Elsbeth versuchte unauffällig über ihre Schulter zu sehen, was ihr nicht gelang.
Schober wollte schon heftig verneinen. Dann besann er sich und versuchte eine Vorwärtsstrategie: "Ich kenne sie nicht, aber sie erinnert mich an die Frau eines unserer amerikanischen Kunden, die von Mr. Bishop. Deshalb hab ich immer wieder hingesehen und überlegt, ob sie es ist der nicht. Aber das kann ja überhaupt nicht sein, der Bishop ist schon wieder in den USA!" Zum Glück wollte Jasmin ein großes Eis zum Nachtisch, das genügte um Elsbeth abzulenken.
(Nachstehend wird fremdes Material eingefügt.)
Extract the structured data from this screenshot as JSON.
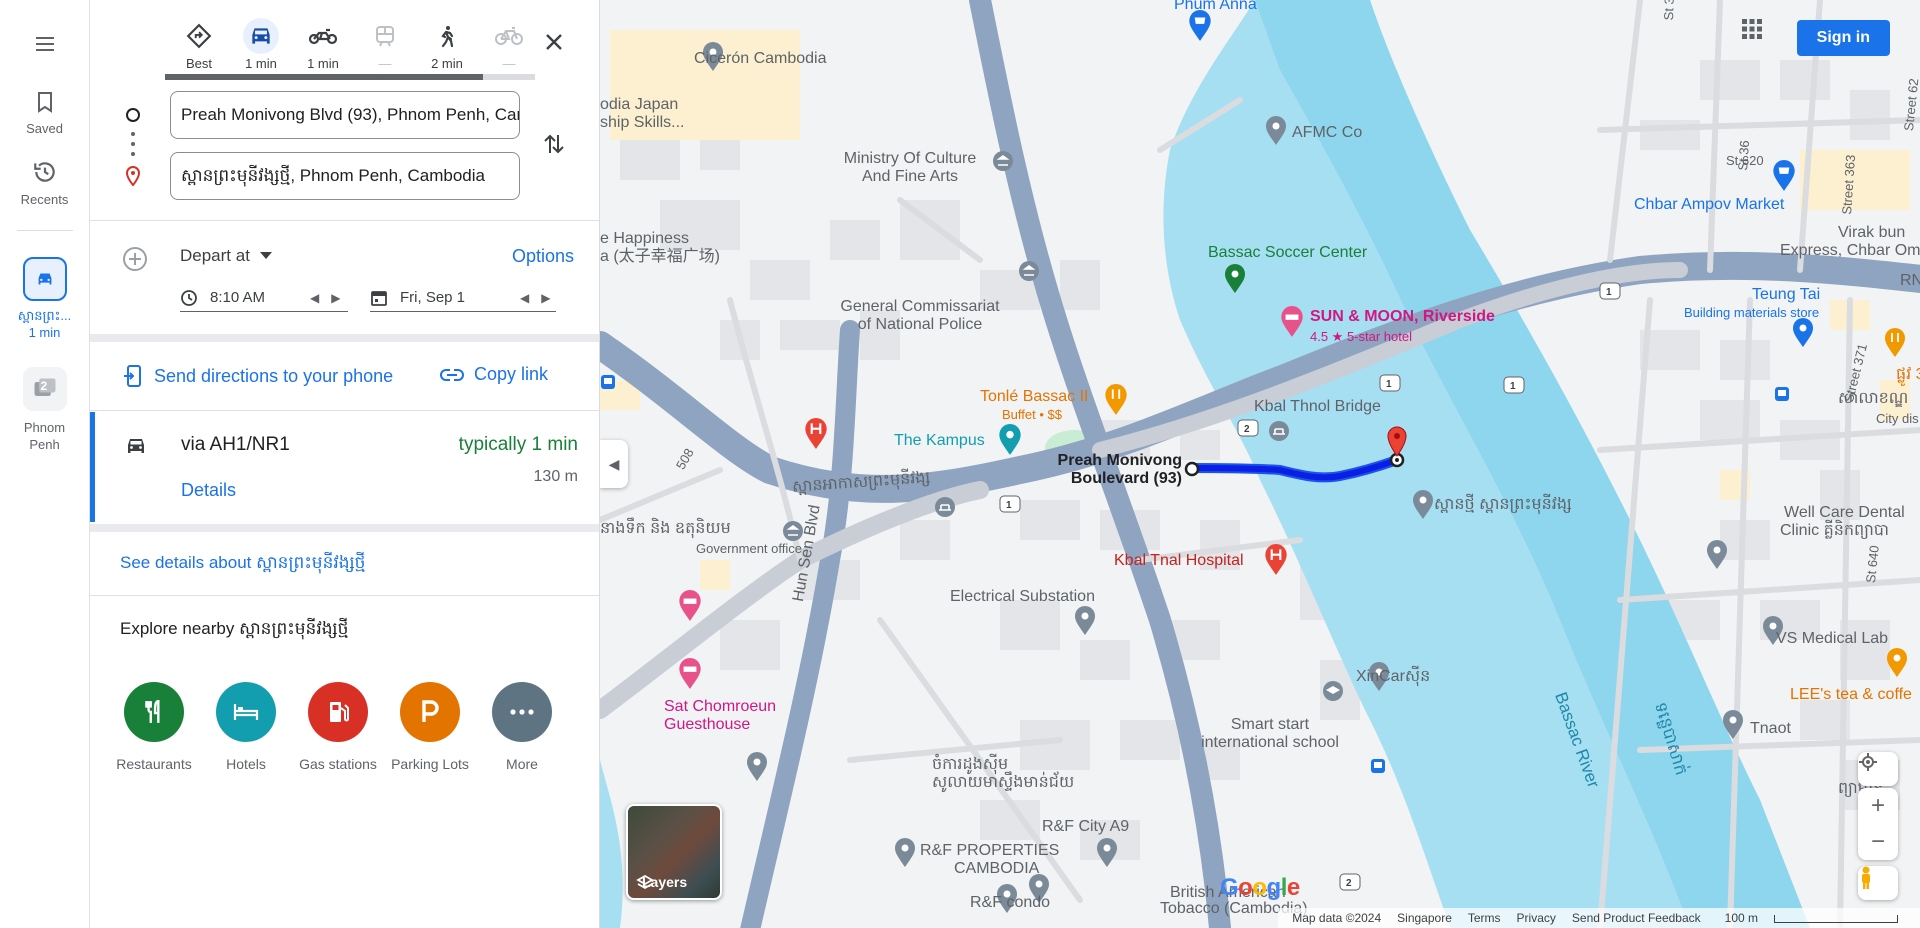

Da das Bewirten und Bootfahren auf Dauer ziemlich langweilig wurde, erschien Schober die Zeit in Paris bald mehr als Leerzeit, denn als Lehrzeit. Schober brütete nicht lange über die Option sich für die Stelle in Seebergers Bereich zu bewerben. Erstens hatte er bei Unterholzer vermutlich einen guten Ruf als Folge seiner schnellen Aufräumaktion beim Personalabbau und zweitens wurde ihm die Vermittlung beim Einführen neuer, einheitlicher Standards langweilig. Das Ende war abzusehen, viel gab es nicht mehr zu tun. Er beschloss, sich mit dem Argument zu bewerben: 'Arbeit erledigt, möchte mich nicht auf Kosten der Firma langweilen, suche deshalb neue Aufgabe mit Herausforderung'.
Er lernte Details zur der offenen Stelle beim Gespräch mit Pfleiderer und Lübmüller. Es war nicht wirkliche eine vakante Stelle, eher eine weitere Warteposition. Für die Karriere war es wichtig, seinen Auslandsaufenthalt in der Personalakte dokumentiert zu haben. Der war kein Wert an sich, es genügte eine Position durchlaufen zu haben. Schober war sich sicher, in der Zentrale hatte er jede Menge Gelegenheit die gewonnenen Kontakte, zum Beispiel zu Unterholzer oder Hohlenberger, zu nutzen und weiter auszubauen.
Elsbeth erklärte er die Vorteile: "In der Zentrale, da treffen sich alle, besonders, wenn es um Entscheidungen für Karrieren und für Investitionen geht. Wer dort zur richtigen Zeit gesehen wird, ist fast schon befördert."
"Aber dafür hast Du dann einen deutlich weiteren Weg von zuhause zur Arbeit", Elsbeth erkannte die Nachteile.
"Das spielt überhaupt keine Rolle. Du musste das Positive sehen, ich werde nicht mehr nur am Wochenende zuhause sein, sondern praktisch jede Nacht! Schließlich kann ich mit der Bahn fahren. Wenn ich erst meinen Firmenwagen hab, sind die paar Kilometer sind mit dem Auto doch ein Klacks!"